Concerned friends and partners,

These are unbelievably difficult time in our community, our nation and the world. Each day brings new information and new challenges. For individuals and families struggling with poverty and homelessness, the COVID-19 health crisis only multiplies their struggle to survive.

Many of you have reached out to see how we are, what services we are providing, and whether there is anything you can do to help. 

We continue to provide services to meet critical needs in our community:

  • Our food pantry is open Monday through Friday and has served 350 households with more than 1,000 people in the last two weeks. We are providing pre-packed boxes to clients and distributing them safely to avoid exposure for our staff and the people we serve.

  • All four shelters, adult shelters and youth shelters, and all four residential programs are in full operation.  Between the shelters and our residential programs more than 130 people call The Salvation Army home every night. While it is a challenge to keep a house full of teenagers or 30+ families occupied, the staff have come up with creative ways to help pass the time. 

  • Our homeless prevention and housing assistance services are still helping families find and maintain safe affordable housing, including veterans, individuals with serious mental illness, and low-income working families. This is very important right now, as some people who are doubled up with families and friends are being asked to move out.

  • Our Health Care Navigators have helped 245 people enroll in health insurance since the crisis started two weeks ago.

  • We have one early childhood education center open to serve children ages 0-7 whose parents work providing essential services, including 16 medical providers.

  • Our day center for senior adults is closed to keep our seniors healthy. Many of them have no family to help, so our staff are delivering groceries, calling to check in several times a week, and dropping off puzzles and craft supplies to help homebound seniors cope with long lonely days.

  • Staff who typically provide home and community-based services are busy connecting with at risk families, youth and adults by phone, providing practical help with groceries and cleaning supplies, and offering emotional support during stressful times. This is especially important to keep children in at-risk families safe from physical and emotional harm.

Our staff willingly provide these services because they know that The Salvation Army is a critical lifeline for so many people. Our phone lines are jammed with people looking for food, shelter, diapers, formula, housing, and help with utility bills and rent.
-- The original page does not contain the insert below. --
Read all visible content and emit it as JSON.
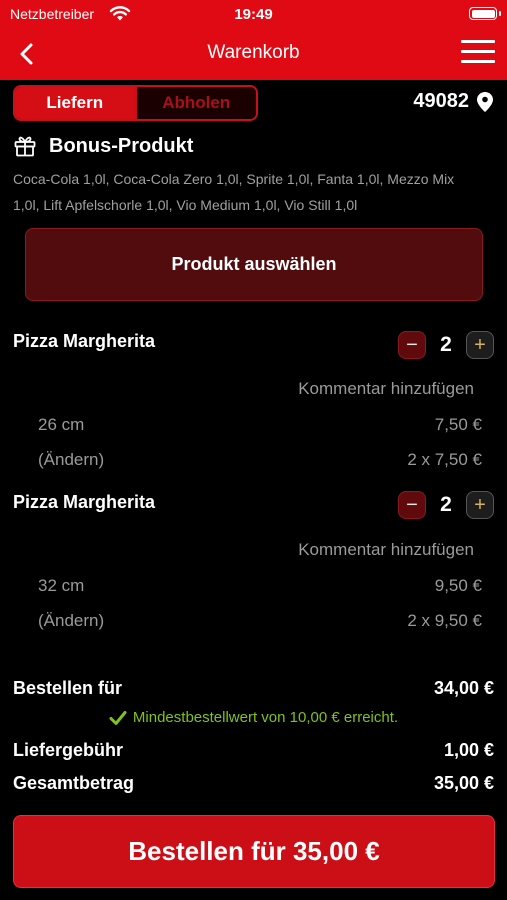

It is vital that the Army stays strong.

No one can predict how long this crisis will last, or the long-term impact on the local economy. What we do know is that people need help now, and we want to do everything we can to help them.  We are reaching out to our supporters, because we know you care too.

We have many needs right now—food for the pantry, cleaning supplies for our residential programs (and to share with families who can’t afford to buy them), and diapers and formula to help our teen moms.

There are several ways you can help:

Support Our COVID-19 Relief Efforts

View Our Walmart Registry for Good

Send a note encouraging our staff and letting them know you appreciate their willingness to serve to
677 South Salina Street  Syracuse, New York 13202

​Keep praying for us, that our staff and the people we serve stay healthy, and that we have enough resources to help everyone in our community who needs us.
We’ll all get through this together.